I am a rather big fan of the power port and hub systems. Essentially, these devices generate power outlet real estate. With some devices, you can get extra USB outlets, sometimes you can get additional power outlets and USB outlets. Feych is a 5-Port High Speed Desktop USB A charger. This device has a Qualcomm 2.0 Quick Charge in a single outlet and has 4 other outlets capable of quick smart charge (but not Qualcomm). The device is a “smart” device, it knows how much power your device needs and will adjust accordingly. This provides some benefit to you as a consumer. If you do not know the requirements of your device, 1A, 2.4 A etc ., it does not matter. You are not locked into a port, you can change to any of them and it will know how fast to charge your device. This also helps with bottleneck issues. For example, trying to find the right charger for the right device or if you had multiple devices charging at the same speed. Simply plug the USB connection from any device into any locus on the charger. It is important to note that this is a charging hub not a data hub; there is no data transfer through this device. The best part of this is, each port charges at full speed and does not steal current from another device. I was able to charge my Apple Watch Sport, iPad Air 2 and iPhone 6s Plus at similar rates with this device (simultaneously), mildly slower than I was able to individually on their power bricks.
I have installed a command Velcro strap to the back of this device and it is nestled behind my bedside desk. I am a fan of the cord on the end rather than a big box that you would need to find space for. There is nothing worse than playing cord Tetris in your surge protector to find the best arrangement. You have been there, you have had the large power box that blocks 2+ outlets or the one that the power box sticks out sideways. This device stops this problem as it is a narrow plug with a cord that then attaches to the charger. It really is a convenient design.
It does come with an Included USB A to micro USB cable for your convenience. There is no included USB A to lightning.
From the wall outlet connector to the power brick is just at 47 inches. The power brick is about the dimensions of a standard credit card, about 2 1/4 inches tall 3 1/2 inches long and 1 1/4 inches wide. I did plug this up to my multimeter (I cut a USB 2.0 cable and separated black and red wires and attached them to the end of a multimeter using electrical tape). I was reading 5 A out of each of the ports and 3.09A out of the Qualcomm port. Plugging my iphone lightning Cable into this (iPhone 6s plus) the amperage dropped in my multimeter line to 4A. This seems scary, unregulated charging. The USB to lightning cord on my phone was not hot at all but the USBA cable attached to multimeter was really hot. Thinking it may be the cord, I plugged my USB multimeter tester into a 10W iPad brick and got 2.39A. 2-2.4 is reasonable from USB 2.0.

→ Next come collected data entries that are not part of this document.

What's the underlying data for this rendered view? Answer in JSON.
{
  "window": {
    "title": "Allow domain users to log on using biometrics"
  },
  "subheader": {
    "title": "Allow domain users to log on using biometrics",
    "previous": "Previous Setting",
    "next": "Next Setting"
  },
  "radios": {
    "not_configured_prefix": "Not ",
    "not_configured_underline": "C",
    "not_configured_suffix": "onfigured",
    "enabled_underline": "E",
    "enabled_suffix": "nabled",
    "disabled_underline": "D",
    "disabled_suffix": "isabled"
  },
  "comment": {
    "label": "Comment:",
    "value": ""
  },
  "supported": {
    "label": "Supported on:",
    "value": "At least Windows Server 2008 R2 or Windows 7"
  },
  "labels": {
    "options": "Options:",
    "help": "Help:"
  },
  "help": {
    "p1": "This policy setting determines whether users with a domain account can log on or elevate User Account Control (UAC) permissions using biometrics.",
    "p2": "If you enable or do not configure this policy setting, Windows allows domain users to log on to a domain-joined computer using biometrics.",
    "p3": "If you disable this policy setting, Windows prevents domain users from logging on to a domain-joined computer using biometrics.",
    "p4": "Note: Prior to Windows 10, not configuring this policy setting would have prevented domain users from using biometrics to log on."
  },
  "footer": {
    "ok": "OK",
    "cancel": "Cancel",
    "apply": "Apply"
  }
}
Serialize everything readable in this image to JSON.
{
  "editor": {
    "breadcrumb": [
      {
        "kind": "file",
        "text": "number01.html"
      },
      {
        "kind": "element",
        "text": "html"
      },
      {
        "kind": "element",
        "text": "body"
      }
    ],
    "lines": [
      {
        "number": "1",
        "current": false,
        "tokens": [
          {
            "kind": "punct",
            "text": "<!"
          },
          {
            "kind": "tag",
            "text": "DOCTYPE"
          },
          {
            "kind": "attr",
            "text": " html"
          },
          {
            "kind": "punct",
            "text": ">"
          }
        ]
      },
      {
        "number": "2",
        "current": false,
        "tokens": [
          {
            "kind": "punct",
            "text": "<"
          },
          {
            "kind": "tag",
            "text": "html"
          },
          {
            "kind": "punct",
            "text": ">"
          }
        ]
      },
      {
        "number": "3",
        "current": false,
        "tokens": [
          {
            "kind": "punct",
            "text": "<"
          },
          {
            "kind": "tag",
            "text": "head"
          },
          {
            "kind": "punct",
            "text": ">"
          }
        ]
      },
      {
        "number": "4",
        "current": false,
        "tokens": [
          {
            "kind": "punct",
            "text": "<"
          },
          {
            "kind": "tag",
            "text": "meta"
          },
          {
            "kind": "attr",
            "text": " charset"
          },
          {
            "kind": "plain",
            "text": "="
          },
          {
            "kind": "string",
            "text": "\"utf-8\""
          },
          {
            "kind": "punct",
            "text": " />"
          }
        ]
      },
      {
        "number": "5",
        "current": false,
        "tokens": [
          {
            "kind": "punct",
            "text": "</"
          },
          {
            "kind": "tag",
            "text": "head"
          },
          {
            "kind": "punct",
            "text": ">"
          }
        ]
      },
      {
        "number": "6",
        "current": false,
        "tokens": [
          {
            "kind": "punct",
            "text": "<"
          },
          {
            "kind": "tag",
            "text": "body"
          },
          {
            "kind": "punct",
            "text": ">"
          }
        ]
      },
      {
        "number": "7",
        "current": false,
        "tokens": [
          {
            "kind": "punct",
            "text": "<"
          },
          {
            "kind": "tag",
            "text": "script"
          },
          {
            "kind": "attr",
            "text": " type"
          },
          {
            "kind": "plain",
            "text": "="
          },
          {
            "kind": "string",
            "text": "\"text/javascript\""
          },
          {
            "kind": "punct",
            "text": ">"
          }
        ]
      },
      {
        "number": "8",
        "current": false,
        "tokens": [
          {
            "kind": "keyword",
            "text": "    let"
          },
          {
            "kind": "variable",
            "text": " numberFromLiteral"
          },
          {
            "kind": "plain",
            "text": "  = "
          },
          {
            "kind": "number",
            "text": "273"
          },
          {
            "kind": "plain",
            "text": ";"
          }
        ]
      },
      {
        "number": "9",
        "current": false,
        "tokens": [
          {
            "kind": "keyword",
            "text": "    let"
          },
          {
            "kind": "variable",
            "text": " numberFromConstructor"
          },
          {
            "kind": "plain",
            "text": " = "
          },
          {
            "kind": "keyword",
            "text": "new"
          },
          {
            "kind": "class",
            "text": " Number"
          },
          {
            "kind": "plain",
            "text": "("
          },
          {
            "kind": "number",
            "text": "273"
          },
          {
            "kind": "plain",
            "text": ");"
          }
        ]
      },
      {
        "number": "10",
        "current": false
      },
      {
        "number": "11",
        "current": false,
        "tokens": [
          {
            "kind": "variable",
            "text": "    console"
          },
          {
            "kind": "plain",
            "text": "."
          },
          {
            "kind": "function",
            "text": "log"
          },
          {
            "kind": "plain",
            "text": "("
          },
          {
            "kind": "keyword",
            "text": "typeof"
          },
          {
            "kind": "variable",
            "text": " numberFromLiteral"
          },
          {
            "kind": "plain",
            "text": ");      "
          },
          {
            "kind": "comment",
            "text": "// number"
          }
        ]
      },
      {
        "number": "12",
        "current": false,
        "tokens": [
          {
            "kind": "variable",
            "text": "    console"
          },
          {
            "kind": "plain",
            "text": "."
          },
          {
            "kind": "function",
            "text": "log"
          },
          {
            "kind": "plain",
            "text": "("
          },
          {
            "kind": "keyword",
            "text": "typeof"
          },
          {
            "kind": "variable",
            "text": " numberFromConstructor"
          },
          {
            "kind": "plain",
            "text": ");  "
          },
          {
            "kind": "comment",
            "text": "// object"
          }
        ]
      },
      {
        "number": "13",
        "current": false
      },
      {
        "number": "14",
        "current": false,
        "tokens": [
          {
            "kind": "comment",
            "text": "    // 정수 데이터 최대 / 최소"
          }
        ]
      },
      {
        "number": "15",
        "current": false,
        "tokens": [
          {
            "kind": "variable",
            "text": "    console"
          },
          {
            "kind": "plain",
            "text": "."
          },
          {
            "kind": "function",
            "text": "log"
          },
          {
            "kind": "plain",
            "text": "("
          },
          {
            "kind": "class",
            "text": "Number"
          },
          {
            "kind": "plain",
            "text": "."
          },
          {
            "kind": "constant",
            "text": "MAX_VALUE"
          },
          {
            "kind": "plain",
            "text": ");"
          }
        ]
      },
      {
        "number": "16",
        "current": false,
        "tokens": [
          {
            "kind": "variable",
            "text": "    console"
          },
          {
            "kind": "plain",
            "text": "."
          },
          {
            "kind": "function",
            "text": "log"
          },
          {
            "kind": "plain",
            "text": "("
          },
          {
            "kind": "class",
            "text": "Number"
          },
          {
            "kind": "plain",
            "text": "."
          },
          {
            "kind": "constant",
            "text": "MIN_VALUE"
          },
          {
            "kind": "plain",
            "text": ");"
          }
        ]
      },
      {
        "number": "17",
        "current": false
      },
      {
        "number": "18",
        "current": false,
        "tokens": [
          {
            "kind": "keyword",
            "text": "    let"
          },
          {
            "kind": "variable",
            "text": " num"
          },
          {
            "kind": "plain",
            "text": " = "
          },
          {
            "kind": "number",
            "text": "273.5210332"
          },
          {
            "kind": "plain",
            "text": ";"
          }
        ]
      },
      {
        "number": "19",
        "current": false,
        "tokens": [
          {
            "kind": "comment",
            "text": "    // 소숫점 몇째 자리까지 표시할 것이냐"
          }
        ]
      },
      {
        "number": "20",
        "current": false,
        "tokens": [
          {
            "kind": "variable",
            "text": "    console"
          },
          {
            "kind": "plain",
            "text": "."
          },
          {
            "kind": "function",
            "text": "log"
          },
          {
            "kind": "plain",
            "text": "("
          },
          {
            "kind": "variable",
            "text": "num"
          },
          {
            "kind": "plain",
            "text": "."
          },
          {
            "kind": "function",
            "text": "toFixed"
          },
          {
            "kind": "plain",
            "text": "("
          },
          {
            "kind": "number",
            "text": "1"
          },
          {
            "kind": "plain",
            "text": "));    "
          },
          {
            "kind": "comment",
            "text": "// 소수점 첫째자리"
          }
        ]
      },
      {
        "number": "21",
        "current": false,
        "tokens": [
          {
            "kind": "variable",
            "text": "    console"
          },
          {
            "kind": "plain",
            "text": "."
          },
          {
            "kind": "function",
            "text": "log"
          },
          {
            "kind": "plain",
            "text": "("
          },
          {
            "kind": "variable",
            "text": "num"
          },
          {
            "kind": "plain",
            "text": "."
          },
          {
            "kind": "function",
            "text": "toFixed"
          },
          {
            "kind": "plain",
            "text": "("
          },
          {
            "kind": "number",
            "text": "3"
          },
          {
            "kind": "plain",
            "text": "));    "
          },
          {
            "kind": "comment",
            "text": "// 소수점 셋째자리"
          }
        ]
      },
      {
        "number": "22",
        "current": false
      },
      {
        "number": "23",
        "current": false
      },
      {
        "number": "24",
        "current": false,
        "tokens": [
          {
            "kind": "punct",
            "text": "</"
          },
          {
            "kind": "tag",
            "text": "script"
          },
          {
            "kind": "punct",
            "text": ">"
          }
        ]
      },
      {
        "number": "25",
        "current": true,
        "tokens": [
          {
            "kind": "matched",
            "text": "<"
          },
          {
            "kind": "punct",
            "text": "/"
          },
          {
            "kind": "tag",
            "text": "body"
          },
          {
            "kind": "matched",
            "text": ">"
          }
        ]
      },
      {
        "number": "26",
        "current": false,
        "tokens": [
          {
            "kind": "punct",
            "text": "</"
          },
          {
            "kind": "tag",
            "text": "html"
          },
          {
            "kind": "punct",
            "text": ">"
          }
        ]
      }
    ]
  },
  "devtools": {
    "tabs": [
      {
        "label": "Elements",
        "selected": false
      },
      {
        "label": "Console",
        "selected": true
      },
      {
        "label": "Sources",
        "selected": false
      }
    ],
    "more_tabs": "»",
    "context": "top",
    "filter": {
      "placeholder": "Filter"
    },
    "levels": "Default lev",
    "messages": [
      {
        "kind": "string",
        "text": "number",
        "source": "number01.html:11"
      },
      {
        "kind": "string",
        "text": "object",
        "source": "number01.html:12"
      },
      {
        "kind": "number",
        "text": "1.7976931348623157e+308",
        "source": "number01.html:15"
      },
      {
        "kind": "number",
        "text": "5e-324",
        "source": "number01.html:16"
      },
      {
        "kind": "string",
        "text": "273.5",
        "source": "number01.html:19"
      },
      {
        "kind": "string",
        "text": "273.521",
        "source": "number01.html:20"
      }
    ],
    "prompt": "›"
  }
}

I did not find the UL (underwriters laboratories) certificate logo on the device or packaging. The UL company has been around since 1894, it is one of the companies that certifies consumer electronic devices. It does have FCC logo (F and then C with nested C) meaning it conforms to the standard to not interfere with other systems. It does have European conformity (CE) logo which is similar to the UL on American consumer electronics, but for Europe. It has passed restriction on hazardous substances as well. At this point I am uncertain what to make of the amperage from the device. I am uncertain if this is a flaw or intended. My iPhone/iPad charge just fine without the cords heating up. The USB cord I cut and attached the ends to a multimeter, were almost too hot to touch. I do not have any other cords to sacrifice, at present to test this system. I do not like that the American conformity logo is not here. I do not like the multimeter data that I got. I tested my INAROCK 5 USB outlet 40W 5V 8A using the same leads, same placement and same cord and got 1-2 amps output. The price of the INAROCK (also no UL logo that I could find) is similar to this device. At present I am on the fence about this device. I love the idea, the concept but am concerned with the data. If it was the USB cord I should get similar days between the INAROCK and Feych. I think for now I will go back to my INAROCK charger. I give Feych 2/5 stars, as the charging issue scares me.